Je dois maintenant renvoyer les autres en Loire-Atlantique. Je rafistole le sac plastique de la Vintie avec les moyens du bord tout en tapant ma demande de retour sur l'appli. Je n'ai pas le temps de goûter à sa pâtisserie que l'auto-entrepreneuse du 44 m'a déjà répondu : aucun souci pour mon remboursement, elle m'envoie un bordereau prépayé immédiatement. Il va sans dire qu'elle s'excuse platement pour le chewing-gum, elle n'avait pas vu, mais elle espère que j'ai apprécié le fondant. Je dois dire que je suis impressionnée par son SAV, nettement meilleur que celui du milliardaire d'Albuquerque. Pour la peine, je lui lâche 5 étoiles.
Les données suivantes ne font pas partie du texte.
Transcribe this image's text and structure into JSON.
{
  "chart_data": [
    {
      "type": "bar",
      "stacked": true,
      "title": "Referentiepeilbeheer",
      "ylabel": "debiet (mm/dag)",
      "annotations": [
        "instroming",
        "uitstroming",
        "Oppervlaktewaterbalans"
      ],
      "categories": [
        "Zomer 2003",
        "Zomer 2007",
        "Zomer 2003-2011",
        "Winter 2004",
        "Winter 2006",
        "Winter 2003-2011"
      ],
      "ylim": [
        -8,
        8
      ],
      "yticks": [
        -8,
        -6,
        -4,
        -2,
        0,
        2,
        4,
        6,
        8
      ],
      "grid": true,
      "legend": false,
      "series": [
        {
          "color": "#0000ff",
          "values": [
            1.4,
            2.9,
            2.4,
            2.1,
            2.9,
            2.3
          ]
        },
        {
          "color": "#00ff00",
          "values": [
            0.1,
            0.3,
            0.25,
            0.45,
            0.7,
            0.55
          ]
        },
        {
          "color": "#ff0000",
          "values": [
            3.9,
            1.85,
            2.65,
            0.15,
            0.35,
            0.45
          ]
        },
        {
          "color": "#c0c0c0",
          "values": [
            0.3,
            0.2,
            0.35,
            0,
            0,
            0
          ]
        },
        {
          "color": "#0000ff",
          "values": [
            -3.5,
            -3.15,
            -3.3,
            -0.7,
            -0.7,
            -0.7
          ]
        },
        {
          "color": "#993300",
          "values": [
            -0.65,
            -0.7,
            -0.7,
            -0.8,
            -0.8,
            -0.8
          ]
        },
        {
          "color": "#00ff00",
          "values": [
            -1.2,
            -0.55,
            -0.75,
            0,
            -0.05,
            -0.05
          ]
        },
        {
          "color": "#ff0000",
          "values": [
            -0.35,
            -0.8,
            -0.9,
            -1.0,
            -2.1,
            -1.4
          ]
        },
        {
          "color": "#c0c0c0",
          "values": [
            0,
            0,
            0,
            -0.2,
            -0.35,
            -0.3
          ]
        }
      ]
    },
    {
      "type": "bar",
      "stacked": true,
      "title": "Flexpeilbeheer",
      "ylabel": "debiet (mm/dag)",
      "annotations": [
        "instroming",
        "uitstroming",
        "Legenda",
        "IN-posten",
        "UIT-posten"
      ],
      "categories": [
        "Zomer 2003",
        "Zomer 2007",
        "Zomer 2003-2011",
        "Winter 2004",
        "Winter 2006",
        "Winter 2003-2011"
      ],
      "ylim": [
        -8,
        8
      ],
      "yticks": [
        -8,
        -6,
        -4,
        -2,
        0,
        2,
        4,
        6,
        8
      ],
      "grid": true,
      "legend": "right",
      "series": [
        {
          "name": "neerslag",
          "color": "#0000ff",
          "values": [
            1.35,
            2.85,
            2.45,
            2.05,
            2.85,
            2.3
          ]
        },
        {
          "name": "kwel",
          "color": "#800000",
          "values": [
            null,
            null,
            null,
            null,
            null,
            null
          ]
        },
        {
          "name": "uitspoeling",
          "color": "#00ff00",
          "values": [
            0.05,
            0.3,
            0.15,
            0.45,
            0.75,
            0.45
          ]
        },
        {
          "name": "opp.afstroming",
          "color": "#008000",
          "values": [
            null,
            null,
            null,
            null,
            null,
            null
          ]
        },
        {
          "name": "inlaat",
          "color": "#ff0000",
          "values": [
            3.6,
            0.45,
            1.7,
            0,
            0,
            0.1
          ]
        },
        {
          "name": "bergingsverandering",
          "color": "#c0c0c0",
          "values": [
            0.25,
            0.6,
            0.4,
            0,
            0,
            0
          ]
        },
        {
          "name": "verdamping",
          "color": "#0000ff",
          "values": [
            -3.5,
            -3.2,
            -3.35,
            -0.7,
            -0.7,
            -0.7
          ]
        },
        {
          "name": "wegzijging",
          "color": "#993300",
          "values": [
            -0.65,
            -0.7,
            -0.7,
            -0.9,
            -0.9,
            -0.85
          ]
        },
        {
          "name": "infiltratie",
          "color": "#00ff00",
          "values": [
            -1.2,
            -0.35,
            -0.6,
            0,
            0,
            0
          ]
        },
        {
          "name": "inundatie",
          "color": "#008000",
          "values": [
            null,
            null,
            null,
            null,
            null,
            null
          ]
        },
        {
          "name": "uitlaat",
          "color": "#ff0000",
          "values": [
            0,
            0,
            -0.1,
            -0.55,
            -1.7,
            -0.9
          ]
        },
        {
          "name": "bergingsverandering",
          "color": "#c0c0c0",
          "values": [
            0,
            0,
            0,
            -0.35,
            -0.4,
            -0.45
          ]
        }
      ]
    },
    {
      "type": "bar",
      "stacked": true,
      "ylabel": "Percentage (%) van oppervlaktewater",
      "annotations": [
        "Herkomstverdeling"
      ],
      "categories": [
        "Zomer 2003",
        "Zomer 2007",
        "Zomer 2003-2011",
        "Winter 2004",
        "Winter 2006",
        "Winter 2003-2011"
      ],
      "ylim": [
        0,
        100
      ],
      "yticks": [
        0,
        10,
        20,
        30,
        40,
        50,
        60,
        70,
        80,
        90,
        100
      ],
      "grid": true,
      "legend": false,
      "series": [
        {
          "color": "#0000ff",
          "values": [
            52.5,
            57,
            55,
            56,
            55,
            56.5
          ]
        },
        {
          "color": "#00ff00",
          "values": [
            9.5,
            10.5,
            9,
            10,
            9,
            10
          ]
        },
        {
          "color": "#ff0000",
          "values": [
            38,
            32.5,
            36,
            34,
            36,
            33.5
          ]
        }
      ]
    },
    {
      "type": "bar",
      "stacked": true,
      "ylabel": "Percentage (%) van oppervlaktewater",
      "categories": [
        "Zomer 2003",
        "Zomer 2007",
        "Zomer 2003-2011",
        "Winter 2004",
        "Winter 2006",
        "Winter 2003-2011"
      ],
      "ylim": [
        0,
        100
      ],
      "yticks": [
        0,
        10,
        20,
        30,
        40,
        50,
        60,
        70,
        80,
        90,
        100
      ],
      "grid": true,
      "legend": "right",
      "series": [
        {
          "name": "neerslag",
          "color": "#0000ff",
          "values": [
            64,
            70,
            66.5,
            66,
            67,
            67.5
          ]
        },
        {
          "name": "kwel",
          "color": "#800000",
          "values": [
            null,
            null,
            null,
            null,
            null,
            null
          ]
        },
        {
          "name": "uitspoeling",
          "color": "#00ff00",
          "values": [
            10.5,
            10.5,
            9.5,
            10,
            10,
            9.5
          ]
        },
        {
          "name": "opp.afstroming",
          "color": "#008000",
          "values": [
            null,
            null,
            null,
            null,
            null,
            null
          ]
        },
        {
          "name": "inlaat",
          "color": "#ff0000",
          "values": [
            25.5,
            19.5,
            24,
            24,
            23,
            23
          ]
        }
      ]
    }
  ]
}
Chaussée de mes New Balance flambant neuves, je descends pour aller imprimer mon bon de retour. Je repasse devant Majid, qui échafaude une pyramide de Cristalline, avant de m'engouffrer dans le taxiphone. Tout en lançant mon impression noir & blanc à 30 cts, le patron louche sur mon emballage. C'est vrai qu'il est un peu artisanal. Je consens à lui acheter un rouleau de scotch pour renforcer mon envoi. Nickel, je n'ai plus qu'à aller déposer tout ça au Yearling. Là-bas, la Chinoise - qui feint toujours de ne pas me reconnaître - tique sur mon étiquette. C'est niet, elle ne prend plus les Mondial Relay, seulement les Relais Colis. Je ressors sans dire au revoir. 

Le 62 arrive. Je saute dedans in extremis. Cinq stations plus tard, me revoilà chez LMS qui accepte mon boulet avant de le balancer dans un grand sac de jute qu'un chauffeur s'apprête justement à enlever. Je m'extirpe de là avec le sentiment du devoir accompli. De retour chez moi, je me vautre dans le canapé pour achever ma formation Scrivener avec mon Belge préféré. En retirant mes nouvelles 574, je bloque sur le vert du chewing-gum collé à la semelle retournée sur le tapis. Je me repasse le film de la matinée en accéléré. Mais non...

NB : j'ai renvoyé mes vieilles baskets.

*"Scrivener pour les Nouilles" de Roland Nyns, 15 euros (broché) ou 3,99 euros (Kindle), sur Amazon.